What makes Saudi Arabia even more important is the question of surplus capacity. It is the only country in the world which can adjust the world market to sudden shortfalls in supply, as it did during the first Gulf War. Furthermore, while the long term price of oil is dependent on the market, the cost of short term price spikes, is not insignificant. Finally, in the present climate it remains highly doubtful that America would let a hostile government come into power in the centre of the Muslim world. For all the talk of ending America's dependency on the middle east, it is clear that they remain committed to a role there for the foreseeable future.
The Choice
What this role should be remains the heated question.
The United States policy towards Saudi Arabia has always been split between realism and idealism. During the cold war, the two met happily in an anti-communism that saw American support for the monarchy. In Saudi Arabia, the fight against communism was an Islamic struggle that saw fighters go to Afghanistan. It is precisely this legacy, and the continuing closeness of the relationship between the House of Saud and radical elements that remains the question disputed in America today.
The splits in how to handle Saudi Arabia are endemic of the disagreements about American foreign policy in general. Several commentators occupy an idealist position, and continue to argue for increasing the pressure on the House of Saud to make tangible reforms. While there has been some not insignificant reforms, Orkhrulik has pointed out that the irony of Islah (reform) is that it has tended to increase the power of the royal family. It has also tended to sidestep central questions of the reform of the House of Saud, the judiciary and the role of religion. The idealist position has taken rather a knock in recent months however, with the recent election of Hamas in Palestine and the continuing disorder in Iraq reminding idealists of the possible unintended consequences of 'importing democracy.' From an American perspective, too hasty reform in Saudi Arabia would not be in their interests. As Bronson notes anti-Americanism is widespread and the sahwa movement is still very active. It is also important not to make any simplistic correlation between social and political beliefs. A social conservative does a not a political conservative make.
However, such a policy would surely not be worse than its collary, a crass isolationism combined with the support for authoritarianism that Fukuyama argues would be the worst reaction to the failed idealism of Bush in Iraq. In Saudi Arabia such a policy would see increasing criticism and distance from the House of Saud, combined with a lack of positive pressure for change. While the House of Saud is not the fragile edifice some commentators seem to suggest, there are sufficient areas of concern that such a policy would fail to address the deep structural problems Arabian society is facing.
The third option seeks to combine idealism and realism in a pragmatic idealism, as advocated by Bowman in Parameters. This would see pressure placed for the pace of reform, while appreciating the difficulties of moving too swiftly.
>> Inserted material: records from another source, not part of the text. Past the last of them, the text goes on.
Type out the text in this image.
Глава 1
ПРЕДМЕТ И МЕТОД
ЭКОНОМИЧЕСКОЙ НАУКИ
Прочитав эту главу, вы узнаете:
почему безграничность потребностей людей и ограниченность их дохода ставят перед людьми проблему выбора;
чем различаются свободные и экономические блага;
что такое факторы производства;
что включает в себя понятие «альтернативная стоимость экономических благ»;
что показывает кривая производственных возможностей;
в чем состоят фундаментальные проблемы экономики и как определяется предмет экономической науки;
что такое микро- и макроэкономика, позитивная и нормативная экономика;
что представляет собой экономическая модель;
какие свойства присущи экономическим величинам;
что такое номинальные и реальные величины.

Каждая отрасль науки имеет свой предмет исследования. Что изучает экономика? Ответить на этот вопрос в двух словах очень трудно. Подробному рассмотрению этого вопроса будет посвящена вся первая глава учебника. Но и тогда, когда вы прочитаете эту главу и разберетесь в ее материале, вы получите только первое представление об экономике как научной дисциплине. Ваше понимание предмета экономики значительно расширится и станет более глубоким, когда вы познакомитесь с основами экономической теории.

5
Current American policy can be seen to encompass all three strains of thought. While Rice is talking about transformational democracy and the NSP document is being rewritten, in line with a more moderate neo-conservatism, the adventure in Iraq continues. There is also a continuing strand of isolationism, as witnesses by the hysteria surrounding the attempt to buy In the ongoing Dubai Ports Such a reaction can also be seen, as Leverett and Bader note, in the decision to block the Chinese bid for UNOCAL, which just increased Chinese perception is cannot rely on the market for its oil needs and forced it towards more of the exclusive operations it makes with Saudi Arabia.
None of this points to the end of the affair, but perhaps it is time to renegotiate the rules.